Use in MRI scanners and wind power
Today superconductors are used mainly to create very strong electromagnets used in magnetic resonance imaging scanners and particle accelerators, but also in areas such as wind power. The crux of the matter for large-scale and wide use is still finding materials that are superconducting at higher temperatures under normal pressure and that also have the correct mechanical properties. We are still awaiting breakthroughs in many possible applications, which could mean that it would become commonplace to have very efficient electric motors, super-fast computers no bigger than coins and power lines without electrical losses.
In their further work, Peter Oppeneer and Alex Aperis will primarily focus on using the code they have developed to try to understand the mechanisms behind what are called unconventional superconductors. These are superconducting materials for which no explanatory models currently exist.
“Now that we can investigate materials in a whole new way, we also see great opportunities for new discoveries,” says Oppeneer.

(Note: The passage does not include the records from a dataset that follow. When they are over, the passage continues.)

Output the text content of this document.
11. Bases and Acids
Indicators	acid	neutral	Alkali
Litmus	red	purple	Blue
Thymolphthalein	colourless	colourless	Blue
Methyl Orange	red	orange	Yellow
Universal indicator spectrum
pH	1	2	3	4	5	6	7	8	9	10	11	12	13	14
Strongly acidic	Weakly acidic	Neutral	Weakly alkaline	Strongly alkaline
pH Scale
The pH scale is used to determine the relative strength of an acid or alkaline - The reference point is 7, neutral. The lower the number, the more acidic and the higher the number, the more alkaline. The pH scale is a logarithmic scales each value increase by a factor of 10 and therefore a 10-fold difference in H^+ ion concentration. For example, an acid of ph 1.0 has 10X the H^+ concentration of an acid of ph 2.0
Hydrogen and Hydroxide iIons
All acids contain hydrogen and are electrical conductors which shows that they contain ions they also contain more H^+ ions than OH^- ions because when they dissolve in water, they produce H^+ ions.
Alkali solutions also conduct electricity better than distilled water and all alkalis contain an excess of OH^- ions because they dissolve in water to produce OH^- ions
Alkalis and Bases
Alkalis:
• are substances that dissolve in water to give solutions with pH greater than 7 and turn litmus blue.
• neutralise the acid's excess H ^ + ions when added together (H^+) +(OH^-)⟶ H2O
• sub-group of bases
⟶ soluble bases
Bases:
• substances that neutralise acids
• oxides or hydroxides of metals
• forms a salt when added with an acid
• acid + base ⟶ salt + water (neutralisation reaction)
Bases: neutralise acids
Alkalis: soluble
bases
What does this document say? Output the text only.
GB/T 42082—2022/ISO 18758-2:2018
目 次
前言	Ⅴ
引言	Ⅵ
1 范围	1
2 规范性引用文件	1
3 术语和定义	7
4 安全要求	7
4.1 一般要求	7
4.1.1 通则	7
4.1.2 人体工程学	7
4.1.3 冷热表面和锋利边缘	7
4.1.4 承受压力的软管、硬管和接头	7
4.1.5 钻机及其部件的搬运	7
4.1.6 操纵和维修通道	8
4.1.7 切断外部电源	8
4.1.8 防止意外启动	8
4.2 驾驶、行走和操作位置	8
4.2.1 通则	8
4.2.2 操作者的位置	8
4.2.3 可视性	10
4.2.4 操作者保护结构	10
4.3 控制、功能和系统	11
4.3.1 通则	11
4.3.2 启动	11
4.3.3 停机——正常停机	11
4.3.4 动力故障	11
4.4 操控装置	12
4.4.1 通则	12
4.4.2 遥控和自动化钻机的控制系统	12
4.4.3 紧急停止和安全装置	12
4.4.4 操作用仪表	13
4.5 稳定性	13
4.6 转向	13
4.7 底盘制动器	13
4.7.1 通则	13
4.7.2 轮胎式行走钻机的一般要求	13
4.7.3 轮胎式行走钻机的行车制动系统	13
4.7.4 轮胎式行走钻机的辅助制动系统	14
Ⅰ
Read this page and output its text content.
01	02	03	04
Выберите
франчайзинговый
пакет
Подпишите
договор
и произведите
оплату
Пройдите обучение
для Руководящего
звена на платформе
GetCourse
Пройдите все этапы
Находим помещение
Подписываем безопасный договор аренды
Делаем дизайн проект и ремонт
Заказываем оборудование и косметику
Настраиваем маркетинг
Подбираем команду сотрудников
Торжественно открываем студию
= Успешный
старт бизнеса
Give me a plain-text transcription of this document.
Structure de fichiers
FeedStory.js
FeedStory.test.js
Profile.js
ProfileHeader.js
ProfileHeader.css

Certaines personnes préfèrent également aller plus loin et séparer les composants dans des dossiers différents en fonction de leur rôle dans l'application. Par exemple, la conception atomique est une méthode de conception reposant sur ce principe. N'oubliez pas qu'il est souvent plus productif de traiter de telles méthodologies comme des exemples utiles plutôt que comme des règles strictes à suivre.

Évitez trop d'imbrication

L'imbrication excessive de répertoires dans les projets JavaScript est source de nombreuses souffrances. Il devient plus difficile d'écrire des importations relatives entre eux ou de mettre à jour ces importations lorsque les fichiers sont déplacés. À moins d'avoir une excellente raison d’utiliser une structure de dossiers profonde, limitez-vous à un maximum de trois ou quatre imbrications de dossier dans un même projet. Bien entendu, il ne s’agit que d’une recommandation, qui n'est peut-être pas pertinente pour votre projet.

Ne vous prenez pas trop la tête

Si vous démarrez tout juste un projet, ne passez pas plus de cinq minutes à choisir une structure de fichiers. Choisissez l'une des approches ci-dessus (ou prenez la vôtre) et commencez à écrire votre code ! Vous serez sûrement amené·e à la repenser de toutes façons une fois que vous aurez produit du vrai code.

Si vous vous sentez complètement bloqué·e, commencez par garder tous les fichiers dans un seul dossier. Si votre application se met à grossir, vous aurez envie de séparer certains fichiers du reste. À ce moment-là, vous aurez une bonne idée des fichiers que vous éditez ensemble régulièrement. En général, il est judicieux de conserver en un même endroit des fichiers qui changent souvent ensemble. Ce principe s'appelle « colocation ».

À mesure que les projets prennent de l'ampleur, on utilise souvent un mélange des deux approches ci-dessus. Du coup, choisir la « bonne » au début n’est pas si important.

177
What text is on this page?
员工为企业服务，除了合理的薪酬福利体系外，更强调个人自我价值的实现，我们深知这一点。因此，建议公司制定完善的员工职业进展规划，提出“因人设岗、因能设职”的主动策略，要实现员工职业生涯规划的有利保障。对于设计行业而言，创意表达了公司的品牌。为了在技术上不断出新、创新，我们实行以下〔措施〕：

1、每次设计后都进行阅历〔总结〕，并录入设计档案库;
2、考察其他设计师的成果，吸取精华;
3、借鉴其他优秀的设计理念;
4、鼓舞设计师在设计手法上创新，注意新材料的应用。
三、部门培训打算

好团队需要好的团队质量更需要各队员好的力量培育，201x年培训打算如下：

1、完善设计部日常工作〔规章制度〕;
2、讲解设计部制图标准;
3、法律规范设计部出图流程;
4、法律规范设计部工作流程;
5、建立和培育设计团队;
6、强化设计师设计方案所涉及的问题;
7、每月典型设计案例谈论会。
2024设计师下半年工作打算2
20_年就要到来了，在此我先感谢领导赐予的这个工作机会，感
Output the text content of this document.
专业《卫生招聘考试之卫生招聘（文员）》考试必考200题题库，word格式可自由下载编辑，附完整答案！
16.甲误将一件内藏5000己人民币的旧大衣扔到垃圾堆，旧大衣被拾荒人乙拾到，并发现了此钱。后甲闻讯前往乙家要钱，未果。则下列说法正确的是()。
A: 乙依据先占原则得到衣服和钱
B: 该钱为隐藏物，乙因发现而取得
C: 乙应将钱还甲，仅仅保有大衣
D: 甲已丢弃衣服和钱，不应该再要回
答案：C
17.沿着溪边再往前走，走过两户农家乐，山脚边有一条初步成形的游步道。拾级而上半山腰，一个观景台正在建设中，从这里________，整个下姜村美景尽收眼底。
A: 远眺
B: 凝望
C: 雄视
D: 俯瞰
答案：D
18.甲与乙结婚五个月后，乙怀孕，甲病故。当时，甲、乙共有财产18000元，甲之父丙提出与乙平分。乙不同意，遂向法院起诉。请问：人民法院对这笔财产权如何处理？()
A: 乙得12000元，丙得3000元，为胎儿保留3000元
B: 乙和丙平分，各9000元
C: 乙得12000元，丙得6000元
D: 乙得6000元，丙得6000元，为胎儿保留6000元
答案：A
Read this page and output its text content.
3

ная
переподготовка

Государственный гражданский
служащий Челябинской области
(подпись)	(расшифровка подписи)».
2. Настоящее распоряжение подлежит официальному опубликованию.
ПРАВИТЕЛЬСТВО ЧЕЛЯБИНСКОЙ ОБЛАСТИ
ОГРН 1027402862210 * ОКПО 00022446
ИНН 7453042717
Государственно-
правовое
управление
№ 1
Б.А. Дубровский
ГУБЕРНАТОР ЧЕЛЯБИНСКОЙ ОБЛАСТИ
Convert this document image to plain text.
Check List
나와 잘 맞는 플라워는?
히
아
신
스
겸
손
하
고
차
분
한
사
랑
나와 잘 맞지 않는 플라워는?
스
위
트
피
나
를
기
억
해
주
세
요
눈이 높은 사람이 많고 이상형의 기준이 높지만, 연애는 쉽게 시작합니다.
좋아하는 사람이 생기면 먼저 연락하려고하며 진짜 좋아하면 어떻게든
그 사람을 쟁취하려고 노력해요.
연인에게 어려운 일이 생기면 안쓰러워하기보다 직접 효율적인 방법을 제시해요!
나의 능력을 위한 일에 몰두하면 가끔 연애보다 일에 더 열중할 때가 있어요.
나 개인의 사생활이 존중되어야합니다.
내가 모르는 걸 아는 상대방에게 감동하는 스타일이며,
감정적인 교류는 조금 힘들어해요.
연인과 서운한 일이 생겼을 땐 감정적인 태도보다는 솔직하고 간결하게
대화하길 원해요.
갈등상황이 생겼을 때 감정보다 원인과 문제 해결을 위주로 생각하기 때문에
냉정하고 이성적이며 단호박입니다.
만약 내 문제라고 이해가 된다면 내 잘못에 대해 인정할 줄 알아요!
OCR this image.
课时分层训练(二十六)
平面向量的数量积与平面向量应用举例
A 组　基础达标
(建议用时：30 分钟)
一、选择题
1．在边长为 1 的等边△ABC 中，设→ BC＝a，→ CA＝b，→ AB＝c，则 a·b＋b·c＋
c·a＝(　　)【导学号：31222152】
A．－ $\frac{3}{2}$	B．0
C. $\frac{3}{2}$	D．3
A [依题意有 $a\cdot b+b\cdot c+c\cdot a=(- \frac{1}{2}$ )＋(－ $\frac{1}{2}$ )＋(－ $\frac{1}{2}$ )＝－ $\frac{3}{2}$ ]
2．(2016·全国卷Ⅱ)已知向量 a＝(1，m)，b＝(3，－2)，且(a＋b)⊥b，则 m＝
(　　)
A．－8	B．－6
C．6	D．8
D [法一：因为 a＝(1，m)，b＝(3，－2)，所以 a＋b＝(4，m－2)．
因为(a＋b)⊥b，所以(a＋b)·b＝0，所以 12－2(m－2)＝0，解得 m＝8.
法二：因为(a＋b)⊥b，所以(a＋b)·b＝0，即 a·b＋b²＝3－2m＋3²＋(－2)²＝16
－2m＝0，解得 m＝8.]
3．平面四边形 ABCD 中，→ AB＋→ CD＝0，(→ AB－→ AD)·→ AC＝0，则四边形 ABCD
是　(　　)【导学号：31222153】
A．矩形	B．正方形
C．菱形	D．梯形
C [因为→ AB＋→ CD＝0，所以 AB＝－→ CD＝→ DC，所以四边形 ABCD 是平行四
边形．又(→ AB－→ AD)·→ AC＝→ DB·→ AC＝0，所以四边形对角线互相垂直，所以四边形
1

In order for superconducting to occur, a substantial cooling is usually required. High-temperature superconductors are materials that become superconducting at temperatures above 77 degrees Kelvin, or –196 degrees Celsius, and this allows them to be cooled with liquid nitrogen. When superconductivity was first discovered at the beginning of the 20th century, mercury was cooled down to 4.2 kelvins, or –273 degrees Celsius. Temperatures this low require liquid helium. Since it is much easier and cheaper to cool with nitrogen, the discovery of high-temperature superconductors represented something of a revolution in physics. This led to the Nobel Prize in Physics in 1987.